For nums =[1,2,3], the permutations are:
[
[1,2,3],
[1,3,2],
[2,1,3],
[2,3,1],
[3,1,2],
[3,2,1]
]
Solution: Deep first search(Backtracking)
public ArrayList<ArrayList<Integer>> permute(ArrayList<Integer> nums) {
// write your code here
if(nums == null)
return new ArrayList<>();
ArrayList<ArrayList<Integer>> res = new ArrayList<ArrayList<Integer>>();
ArrayList<Integer> item = new ArrayList<Integer>();
boolean[] visited = new boolean[nums.size()];
dfs(nums, res, item, visited);
return res;
}
public void dfs(ArrayList<Integer> nums,
ArrayList<ArrayList<Integer>> res,
ArrayList<Integer> item,
boolean[] visited)
{
if(item.size() == nums.size()) {
res.add(new ArrayList<>(item));
return ;
}
for(int i = 0; i < nums.size(); i++) {
if(visited[i])
continue;
item.add(nums.get(i));
visited[i] = true;
dfs(nums, res, item, visited);
visited[i] = false;
item.remove(item.size() - 1);
}
}
Permutations II
Given a list of numbers with duplicate number in it.

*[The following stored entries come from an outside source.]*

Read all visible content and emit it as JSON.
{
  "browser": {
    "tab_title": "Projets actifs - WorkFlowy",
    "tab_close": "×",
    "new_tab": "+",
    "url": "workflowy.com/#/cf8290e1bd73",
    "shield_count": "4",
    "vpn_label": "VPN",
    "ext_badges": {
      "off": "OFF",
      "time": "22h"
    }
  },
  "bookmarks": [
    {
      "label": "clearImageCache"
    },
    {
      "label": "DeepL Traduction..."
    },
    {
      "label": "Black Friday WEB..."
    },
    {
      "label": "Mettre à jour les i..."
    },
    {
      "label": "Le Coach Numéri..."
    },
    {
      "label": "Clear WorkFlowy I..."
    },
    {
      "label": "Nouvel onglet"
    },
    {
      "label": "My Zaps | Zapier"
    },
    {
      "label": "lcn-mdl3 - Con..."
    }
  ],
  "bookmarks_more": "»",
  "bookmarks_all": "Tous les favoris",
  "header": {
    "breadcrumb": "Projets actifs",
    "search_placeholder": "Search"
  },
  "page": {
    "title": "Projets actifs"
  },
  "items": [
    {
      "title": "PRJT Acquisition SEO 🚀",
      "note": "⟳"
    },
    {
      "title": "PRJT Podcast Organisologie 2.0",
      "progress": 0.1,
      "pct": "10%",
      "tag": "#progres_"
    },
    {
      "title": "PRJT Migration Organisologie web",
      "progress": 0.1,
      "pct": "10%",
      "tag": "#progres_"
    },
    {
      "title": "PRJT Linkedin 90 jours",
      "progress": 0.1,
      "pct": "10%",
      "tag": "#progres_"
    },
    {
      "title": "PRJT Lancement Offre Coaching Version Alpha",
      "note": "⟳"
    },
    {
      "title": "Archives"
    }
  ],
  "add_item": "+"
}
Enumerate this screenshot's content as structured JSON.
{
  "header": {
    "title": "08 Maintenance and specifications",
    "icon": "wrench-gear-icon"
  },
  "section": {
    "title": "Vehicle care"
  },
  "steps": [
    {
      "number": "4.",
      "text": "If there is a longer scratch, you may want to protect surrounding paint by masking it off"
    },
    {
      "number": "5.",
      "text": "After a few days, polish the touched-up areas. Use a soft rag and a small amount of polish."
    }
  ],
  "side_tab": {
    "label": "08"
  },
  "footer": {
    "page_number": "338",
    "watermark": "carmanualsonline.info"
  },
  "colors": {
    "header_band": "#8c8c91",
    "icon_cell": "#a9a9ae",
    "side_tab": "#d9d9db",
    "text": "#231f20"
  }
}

Find all unique permutations.
Solution: Skip duplicate numbers.
public ArrayList<ArrayList<Integer>> permute(ArrayList<Integer> nums) {
// write your code here
if(nums == null)
return new ArrayList<>();
ArrayList<ArrayList<Integer>> res = new ArrayList<ArrayList<Integer>>();
ArrayList<Integer> item = new ArrayList<Integer>();
boolean[] visited = new boolean[nums.size()];
dfs(nums, res, item, visited);
return res;
}
public void dfs(ArrayList<Integer> nums,
ArrayList<ArrayList<Integer>> res,
ArrayList<Integer> item,
boolean[] visited)
{
if(item.size() == nums.size()) {
res.add(new ArrayList<>(item));
return ;
}
for(int i = 0; i < nums.size(); i++) {
//first number must be first use
if(i > 0 && nums.get(i) == nums.get(i - 1) && !visited[i - 1]) {
continue;
}
if(visited[i])
continue;
item.add(nums.get(i));
visited[i] = true;
dfs(nums, res, item, visited);
visited[i] = false;
item.remove(item.size() - 1);
}
}